Thursday, November 17, 2022

Oh, what a tangled web we weave, when first we practice to deceive.


Elite universities have been eager to continue their long tradition of discriminating against candidates based on race.  While clearly unconstitutional, the courts, most notably in the majority opinion of Justice O'Connor in Grutter v. Bollinger in 2003, have continued to find reasons extend such discrimination.

But as the racial discrimination has become more obvious, more blatant, and more egregious, there seems an emerging opinion among legal scholars that the Supreme Court will soon find it to be unconstitutional (as it always has been.)  There are two cases that have already been heard this session and which will be decided in coming months which will reveal whether this opinion is valid.  
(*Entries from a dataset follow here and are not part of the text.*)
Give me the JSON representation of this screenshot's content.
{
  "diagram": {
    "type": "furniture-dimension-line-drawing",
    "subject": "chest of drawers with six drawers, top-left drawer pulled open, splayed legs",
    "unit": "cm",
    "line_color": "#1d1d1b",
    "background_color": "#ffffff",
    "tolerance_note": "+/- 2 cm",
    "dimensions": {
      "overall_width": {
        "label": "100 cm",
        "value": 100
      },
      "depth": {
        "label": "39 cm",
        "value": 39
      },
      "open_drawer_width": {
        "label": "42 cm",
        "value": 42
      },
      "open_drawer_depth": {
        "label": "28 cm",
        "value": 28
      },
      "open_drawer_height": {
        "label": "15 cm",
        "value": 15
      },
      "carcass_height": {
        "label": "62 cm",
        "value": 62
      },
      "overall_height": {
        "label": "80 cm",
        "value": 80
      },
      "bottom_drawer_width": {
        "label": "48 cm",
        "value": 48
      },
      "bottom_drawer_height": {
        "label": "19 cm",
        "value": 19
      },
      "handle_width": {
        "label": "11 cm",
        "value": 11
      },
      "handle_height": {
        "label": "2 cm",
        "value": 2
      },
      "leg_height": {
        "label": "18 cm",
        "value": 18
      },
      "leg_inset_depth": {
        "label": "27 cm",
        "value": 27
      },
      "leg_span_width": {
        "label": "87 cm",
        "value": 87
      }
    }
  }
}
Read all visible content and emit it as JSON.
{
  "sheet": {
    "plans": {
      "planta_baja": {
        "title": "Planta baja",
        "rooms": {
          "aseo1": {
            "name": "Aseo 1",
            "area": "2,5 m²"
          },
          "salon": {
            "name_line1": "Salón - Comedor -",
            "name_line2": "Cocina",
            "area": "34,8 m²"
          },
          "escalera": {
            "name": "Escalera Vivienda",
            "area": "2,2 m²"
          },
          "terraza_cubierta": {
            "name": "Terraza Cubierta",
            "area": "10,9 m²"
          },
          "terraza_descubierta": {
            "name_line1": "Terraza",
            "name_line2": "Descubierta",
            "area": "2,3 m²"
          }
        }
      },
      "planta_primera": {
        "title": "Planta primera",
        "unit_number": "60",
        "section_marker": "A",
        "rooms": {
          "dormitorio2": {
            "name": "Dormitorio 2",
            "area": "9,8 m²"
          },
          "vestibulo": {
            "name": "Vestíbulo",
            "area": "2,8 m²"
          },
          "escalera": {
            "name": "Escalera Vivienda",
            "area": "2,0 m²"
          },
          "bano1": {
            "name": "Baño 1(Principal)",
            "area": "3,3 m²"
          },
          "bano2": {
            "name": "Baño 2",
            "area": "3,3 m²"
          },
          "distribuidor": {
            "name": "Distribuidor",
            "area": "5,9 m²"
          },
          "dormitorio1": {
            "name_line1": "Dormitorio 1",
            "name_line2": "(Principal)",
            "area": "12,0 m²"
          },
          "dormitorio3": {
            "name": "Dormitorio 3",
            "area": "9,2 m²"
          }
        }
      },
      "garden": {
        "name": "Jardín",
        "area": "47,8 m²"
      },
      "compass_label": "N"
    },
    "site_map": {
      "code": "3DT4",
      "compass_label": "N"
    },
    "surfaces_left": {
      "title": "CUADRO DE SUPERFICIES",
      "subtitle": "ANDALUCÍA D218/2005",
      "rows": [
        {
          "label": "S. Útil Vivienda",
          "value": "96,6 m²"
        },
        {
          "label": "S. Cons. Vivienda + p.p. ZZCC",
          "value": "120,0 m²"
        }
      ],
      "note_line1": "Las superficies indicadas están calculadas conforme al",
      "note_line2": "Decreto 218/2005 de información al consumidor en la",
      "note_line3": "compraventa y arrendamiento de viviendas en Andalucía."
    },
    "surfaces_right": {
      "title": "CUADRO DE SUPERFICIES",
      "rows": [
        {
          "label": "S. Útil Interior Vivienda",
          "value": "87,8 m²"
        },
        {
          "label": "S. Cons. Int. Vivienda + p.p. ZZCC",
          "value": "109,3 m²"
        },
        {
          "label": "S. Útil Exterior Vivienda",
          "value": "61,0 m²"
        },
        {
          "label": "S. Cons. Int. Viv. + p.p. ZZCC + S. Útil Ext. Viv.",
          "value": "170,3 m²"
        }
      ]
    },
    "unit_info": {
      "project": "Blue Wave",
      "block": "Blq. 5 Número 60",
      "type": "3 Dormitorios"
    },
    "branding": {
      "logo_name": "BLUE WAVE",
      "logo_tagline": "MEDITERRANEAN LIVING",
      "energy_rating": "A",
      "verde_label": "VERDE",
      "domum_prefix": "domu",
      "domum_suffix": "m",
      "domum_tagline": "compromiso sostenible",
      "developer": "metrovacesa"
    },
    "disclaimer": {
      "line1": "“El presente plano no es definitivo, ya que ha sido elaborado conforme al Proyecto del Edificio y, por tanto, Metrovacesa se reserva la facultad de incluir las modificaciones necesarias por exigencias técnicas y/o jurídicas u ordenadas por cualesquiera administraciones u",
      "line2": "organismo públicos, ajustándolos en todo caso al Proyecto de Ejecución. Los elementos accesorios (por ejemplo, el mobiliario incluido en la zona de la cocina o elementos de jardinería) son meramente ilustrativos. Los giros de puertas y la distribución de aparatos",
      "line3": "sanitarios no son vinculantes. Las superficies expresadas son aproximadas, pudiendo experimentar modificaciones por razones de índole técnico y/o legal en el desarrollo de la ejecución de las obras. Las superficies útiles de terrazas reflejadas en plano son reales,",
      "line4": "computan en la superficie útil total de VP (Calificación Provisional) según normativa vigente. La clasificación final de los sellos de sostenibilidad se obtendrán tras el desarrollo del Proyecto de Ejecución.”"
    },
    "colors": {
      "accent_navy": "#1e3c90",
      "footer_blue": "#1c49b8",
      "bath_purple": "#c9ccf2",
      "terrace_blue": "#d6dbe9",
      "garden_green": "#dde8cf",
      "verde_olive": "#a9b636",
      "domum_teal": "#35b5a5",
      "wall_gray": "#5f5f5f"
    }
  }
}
There remains the residual issue of what can be done to stop the universities from racially discriminating even if it is found to be unconstitutional.  They did not significantly reform their ways after the minor checks introduced with Grutter v. Bollinger.  There is little reason to presume they would adhere to the law this time either.  But given enough time and enough monetary settlements, they presumably will come around.  They might not wish to be moral but they might not be able to afford to be immoral.  

One of the more vocal advocates for racial discrimination, and for the Wokeness of Social Justice and Critical Race Theory in particular, has been the Dean of Yale Law School, Heather Gerken.  To the dismay of many Yale alum, she has relentlessly pursued dubious social justice reforms.  To such an extent that there is now a boycott by some Judges of clerkships to Yale alumni.  

As Blackman reports, Dean Gerken is launching her own boycott.

Yale Law School is withdrawing from the rankings compiled by the U.S. News World Report. The rationale? The rankings are biased against the progressive institution!

"The U.S. News rankings are profoundly flawed," Yale Law School Dean Heather Gerken said. "Its approach not only fails to advance the legal profession, but stands squarely in the way of progress."

Specifically, she said, the rankings devalue programs that encourage low-paying public-interest jobs and reward schools that dangle scholarships for high LSAT scores, rather than for financial need.

I had seen this reported earlier and had seen the putative justification.  Blackman adds an insight.

I would add one other possible rationale. This decision was made in the shadow of Students for Fair Admission v. Harvard. The Supreme Court will very soon make it difficult for elite private universities to use racial preferences for admission. Post-SFFA, the law school could no longer justify wide gaps between admission rates for applicants of different races. They can no longer rely on "personal" scores and other subterfuges. As a result, if Yale wants to keep its racial diversity numbers high, the overall LSAT and GPA scores would have to drop. And that decrease would affect the law school's rankings.

This is a little paradoxical.  Yale has dominated the U.S. News rankings for years.  It seems to have been practicing racial discrimination for years as well, admitting students by race but also with lower LSAT scores (which go into the U.S. News rankings).  If they are already admitting students with low scores to boost their racial profile and are also dominating the rankings, what is the issue?

As best I can understand it, what is actually happening is that Yale will no longer require the LSAT scores in their admissions considerations.  This makes it much easier to admit students based on a "holistic" approach which facilitates racial quotas while hiding any consequent decline in student quality.  

Yale is not, if I understand the sequence correctly, so much withdrawing from the U.S. News rankings as they are refusing to provide the LSAT inputs (because they ditched them) which go into establishing those rankings. 

They might be an elite institution but they are like everyone else.  They want their cake and eat it too.  They also don't want to play by the same rules which constrain everyone else.

Personally, I'd rather see ratings and rankings which were based on outcomes (student incomes, default rates, employment stats, career progression stats, etc.) rather than inputs (LSATs) but that is not the issue on the table.  

It appears that Yales wants to discriminate based on race.  And when they do so, they anticipate their average LSAT scores will fall.  When those scores fall, so will their ratings and rankings in the U.S. News.  They do not want people to see how much they are discriminating (big LSAT score gaps) so they will not require the LSATs and therefore must effectively withdraw from the rankings.  

And now they are trying to dress this all up in virtue.  Forget the details of the law.  Come back to fundamentals.  "Oh, what a tangled web we weave, when first we practice to deceive."